Strangers in Paris
Last year at an estate sale up in Oshkosh, Wisconsin, the woman standing next to me remarked that this was the home of her deceased surgeon. "Sorry to hear that," I said. "Yeah," she replied, "Good thing my cleaning lady saw the obit. I was scheduled for a boob job that Tuesday."
Of course I immediately looked at her boobs. Couldn't have helped it if I tried. My glance answered my first question, which was whether she found a replacement surgeon. But the second question I asked myself went unanswered. Which was why. Why did this nice woman tell me, a perfect stranger, such a thing?
And not just the Oshkosh woman with the perky breasts. It happens all the time. In my presence, people tend to confess.
My kids think it's because I'm short and non-threatening. I am neither.
My sister says I hold eye contact too long. I've tried looking at other parts of the face and it's uncomfortable.

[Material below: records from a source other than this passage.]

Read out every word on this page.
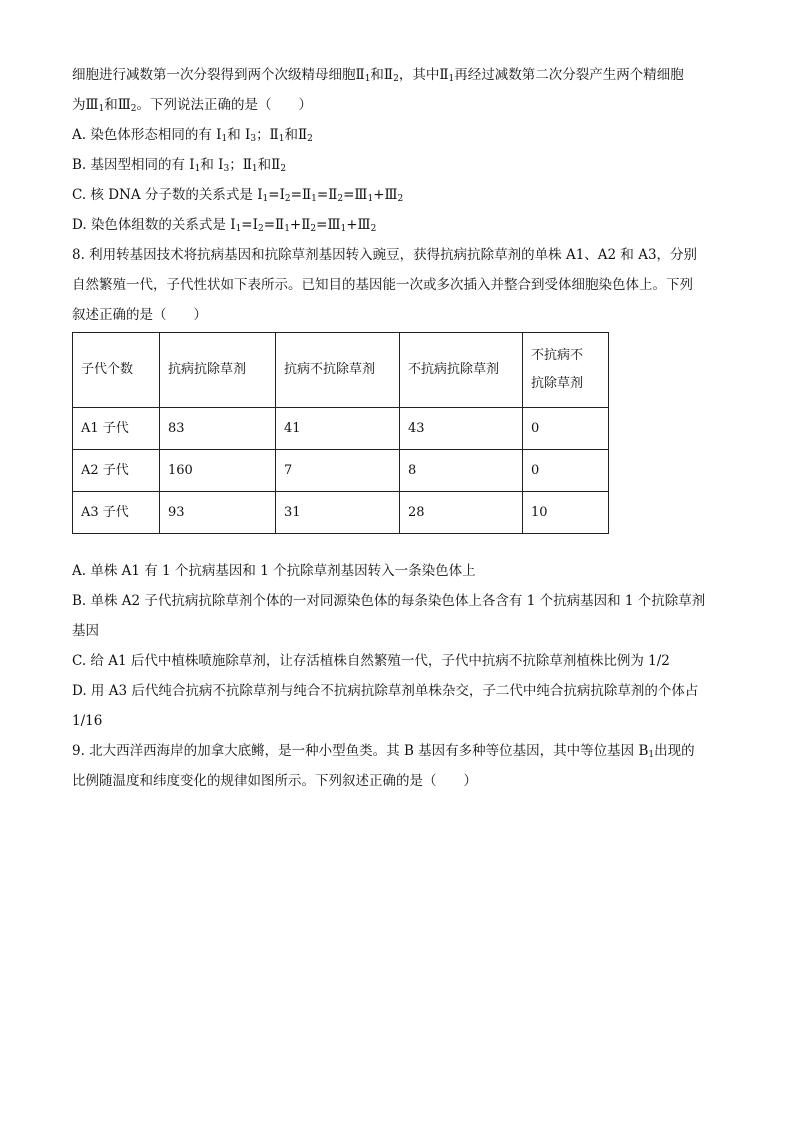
细胞进行减数第一次分裂得到两个次级精母细胞$Ⅱ_1$和$Ⅱ_2$，其中$Ⅱ_1$再经过减数第二次分裂产生两个精细胞

为$Ⅲ_1$和$Ⅲ_2$。下列说法正确的是（　　）

A. 染色体形态相同的有 $I_1$和 $I_3$；$Ⅱ_1$和$Ⅱ_2$

B. 基因型相同的有 $I_1$和 $I_3$；$Ⅱ_1$和$Ⅱ_2$

C. 核 DNA 分子数的关系式是 $I_1=I_2=Ⅱ_1=Ⅱ_2=Ⅲ_1+Ⅲ_2$

D. 染色体组数的关系式是 $I_1=I_2=Ⅱ_1+Ⅱ_2=Ⅲ_1+Ⅲ_2$

8. 利用转基因技术将抗病基因和抗除草剂基因转入豌豆，获得抗病抗除草剂的单株 A1、A2 和 A3，分别

自然繁殖一代，子代性状如下表所示。已知目的基因能一次或多次插入并整合到受体细胞染色体上。下列

叙述正确的是（　　）

子代个数	抗病抗除草剂	抗病不抗除草剂	不抗病抗除草剂	不抗病不
抗除草剂

A1 子代	83	41	43	0
A2 子代	160	7	8	0
A3 子代	93	31	28	10

A. 单株 A1 有 1 个抗病基因和 1 个抗除草剂基因转入一条染色体上

B. 单株 A2 子代抗病抗除草剂个体的一对同源染色体的每条染色体上各含有 1 个抗病基因和 1 个抗除草剂

基因

C. 给 A1 后代中植株喷施除草剂，让存活植株自然繁殖一代，子代中抗病不抗除草剂植株比例为 1/2

D. 用 A3 后代纯合抗病不抗除草剂与纯合不抗病抗除草剂单株杂交，子二代中纯合抗病抗除草剂的个体占

1/16

9. 北大西洋西海岸的加拿大底鳉，是一种小型鱼类。其 B 基因有多种等位基因，其中等位基因 $B_1$出现的

比例随温度和纬度变化的规律如图所示。下列叙述正确的是（　　）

My husband believes I have a bartender's ability to listen without judgement. (Ha! You will soon read how the judgement comes later, publicly, in blog posts.)

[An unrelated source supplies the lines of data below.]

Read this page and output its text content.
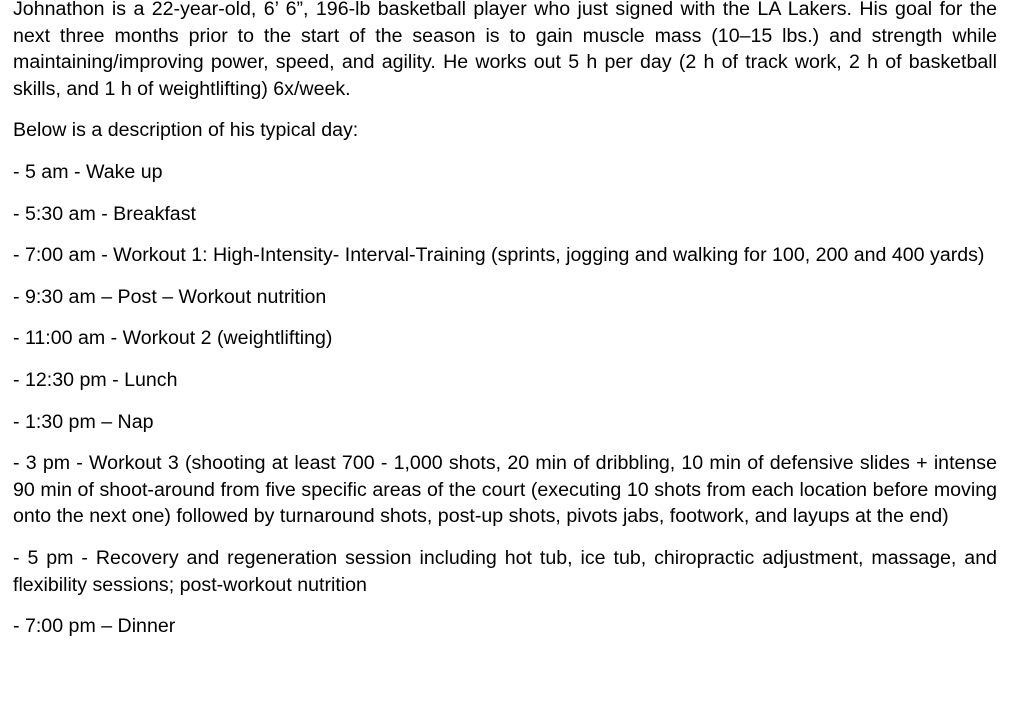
Johnathon is a 22-year-old, 6’ 6”, 196-lb basketball player who just signed with the LA Lakers. His goal for the next three months prior to the start of the season is to gain muscle mass (10–15 lbs.) and strength while maintaining/improving power, speed, and agility. He works out 5 h per day (2 h of track work, 2 h of basketball skills, and 1 h of weightlifting) 6x/week.

Below is a description of his typical day:

- 5 am - Wake up

- 5:30 am - Breakfast

- 7:00 am - Workout 1: High-Intensity- Interval-Training (sprints, jogging and walking for 100, 200 and 400 yards)

- 9:30 am – Post – Workout nutrition

- 11:00 am - Workout 2 (weightlifting)

- 12:30 pm - Lunch

- 1:30 pm – Nap

- 3 pm - Workout 3 (shooting at least 700 - 1,000 shots, 20 min of dribbling, 10 min of defensive slides + intense 90 min of shoot-around from five specific areas of the court (executing 10 shots from each location before moving onto the next one) followed by turnaround shots, post-up shots, pivots jabs, footwork, and layups at the end)

- 5 pm - Recovery and regeneration session including hot tub, ice tub, chiropractic adjustment, massage, and flexibility sessions; post-workout nutrition

- 7:00 pm – Dinner
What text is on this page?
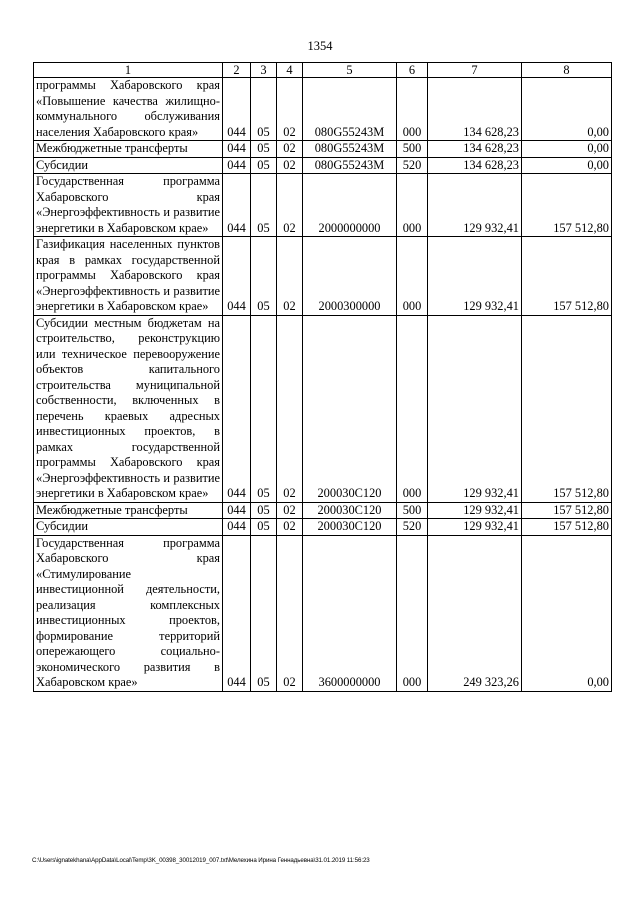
1354
1	2	3	4	5	6	7	8
программы Хабаровского края «Повышение качества жилищно-коммунального обслуживания населения Хабаровского края»	044	05	02	080G55243M	000	134 628,23	0,00
Межбюджетные трансферты	044	05	02	080G55243M	500	134 628,23	0,00
Субсидии	044	05	02	080G55243M	520	134 628,23	0,00
Государственная программа Хабаровского края «Энергоэффективность и развитие энергетики в Хабаровском крае»	044	05	02	2000000000	000	129 932,41	157 512,80
Газификация населенных пунктов края в рамках государственной программы Хабаровского края «Энергоэффективность и развитие энергетики в Хабаровском крае»	044	05	02	2000300000	000	129 932,41	157 512,80
Субсидии местным бюджетам на строительство, реконструкцию или техническое перевооружение объектов капитального строительства муниципальной собственности, включенных в перечень краевых адресных инвестиционных проектов, в рамках государственной программы Хабаровского края «Энергоэффективность и развитие энергетики в Хабаровском крае»	044	05	02	200030C120	000	129 932,41	157 512,80
Межбюджетные трансферты	044	05	02	200030C120	500	129 932,41	157 512,80
Субсидии	044	05	02	200030C120	520	129 932,41	157 512,80
Государственная программа Хабаровского края «Стимулирование инвестиционной деятельности, реализация комплексных инвестиционных проектов, формирование территорий опережающего социально-экономического развития в Хабаровском крае»	044	05	02	3600000000	000	249 323,26	0,00
C:\Users\ignatekhana\AppData\Local\Temp\3K_00398_30012019_007.txt\Мелехина Ирина Геннадьевна\31.01.2019 11:56:23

But I like my husband's reasoning. I did in fact work as a bartender in college. It was a popular place, due in part to the Long Island Iced Teas we served, which made the floors so sticky, it took vigorous exertion to lift your feet and actually leave. Women wearing those jelly plastic shoes really had it rough.
My husband and I were dating then, and on a very busy night, he showed up unexpectedly, pushed his way to my area of the bar, and being a sophisticate from Murphysboro, Illinois, he ordered a scotch on the rocks.

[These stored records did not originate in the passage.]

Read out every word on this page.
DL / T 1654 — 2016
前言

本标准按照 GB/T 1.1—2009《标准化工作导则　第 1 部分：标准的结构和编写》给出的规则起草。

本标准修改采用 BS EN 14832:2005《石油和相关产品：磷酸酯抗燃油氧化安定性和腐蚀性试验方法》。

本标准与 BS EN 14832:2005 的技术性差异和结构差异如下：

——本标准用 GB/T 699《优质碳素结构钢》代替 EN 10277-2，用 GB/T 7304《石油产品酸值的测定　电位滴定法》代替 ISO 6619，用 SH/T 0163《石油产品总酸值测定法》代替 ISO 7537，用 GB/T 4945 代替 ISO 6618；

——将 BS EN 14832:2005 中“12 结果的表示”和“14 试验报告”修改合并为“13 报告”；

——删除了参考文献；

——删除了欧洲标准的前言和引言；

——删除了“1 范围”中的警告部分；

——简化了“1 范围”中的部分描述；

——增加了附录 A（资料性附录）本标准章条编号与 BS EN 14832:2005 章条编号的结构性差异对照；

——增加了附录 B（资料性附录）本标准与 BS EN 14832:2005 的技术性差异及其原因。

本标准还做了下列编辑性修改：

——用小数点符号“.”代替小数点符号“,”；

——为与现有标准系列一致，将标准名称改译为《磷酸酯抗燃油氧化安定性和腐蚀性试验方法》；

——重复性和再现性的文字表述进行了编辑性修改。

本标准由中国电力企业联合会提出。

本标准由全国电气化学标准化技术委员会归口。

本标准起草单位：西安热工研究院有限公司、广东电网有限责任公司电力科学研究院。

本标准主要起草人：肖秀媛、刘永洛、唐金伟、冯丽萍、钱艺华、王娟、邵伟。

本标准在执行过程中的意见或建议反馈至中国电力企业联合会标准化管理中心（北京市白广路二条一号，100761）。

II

"What's in that?" I yelled at him over Chaka Khan.
"Well, it has scotch. And it has rocks," he yelled back.
"Not sure we have that..." I said, looking right and left for Todd, the manager.
My boyfriend married me anyway. And last December on a trip to Paris, he was sipping scotch on the rocks in a throwback jazz club on the Left Bank when the young man next to him said, "Stop!" I looked up from my duck confit and this young man, a thirtysomething German Adonis, was blushing deeply. His date, who was next to me, leaned in and explained with not a whiff of shame, "I've been eating your pommes frites and he doesn't like it."
This was one of those typical French places where you are packed like sardines at wobbly tables jammed against the wall. And truth be told, I had been nursing the fries, which were uncharacteristically droopy, this being France and all. But still, how could I not have noticed her arm, covered with bracelets, sliding under my nose to snatch a fry?
And again, why? Do I give off a share-my-dinner vibe? Granted I don't encircle my plate with my arm, the way my sons do when they're particularly hungry. But do I look that harmless?
Indeed I am because I laughed at her brazen confession. And pushed my plate towards her. As we shared the remainder of my fries, she told me that she had been born in India, moved to France as a young child, attended college in the U.S., and worked in investment banking in Paris. Her date was German born and raised, a Harvard grad who was currently teaching at the London School of Economics. He had taken the Chunnel to spend the weekend. It was their second date.
The people around us stared as we conversed, probably, I figured, because we spoke in English. Okay, maybe it was loud English, as my young friend seemed intent on getting drunk.
At one point, the German economic Adonis excused himself to the restroom and that's when she popped the question. "Should I have sex with him tonight?"
"Not unless you want to." I said, feeling motherly.
"Oui ou non," she mulled. "He took the Chunnel. He's staying at my place. But I don't want him to think I'm a woo woo girl."
"You're a french fry thief," I said. "He might be expecting some woo woo."
She went on to describe the immense pressure she felt from her family to find a nice Indian man and settle down. She was over thirty and already considered a little "mature." Maybe this guy with his impeccable credentials would pass muster.
"He doesn't look Indian," I pointed out.
"He's hot, isn't he." she said.
"Sans doute." I nodded.
And that was that. The sexy professor of econ returned to the table, and asked for the bill. As they gathered up their things, my young friend turned to me and said, "I hate jazz."
"And now you've gone too far," I said. And I broke eye contact with her.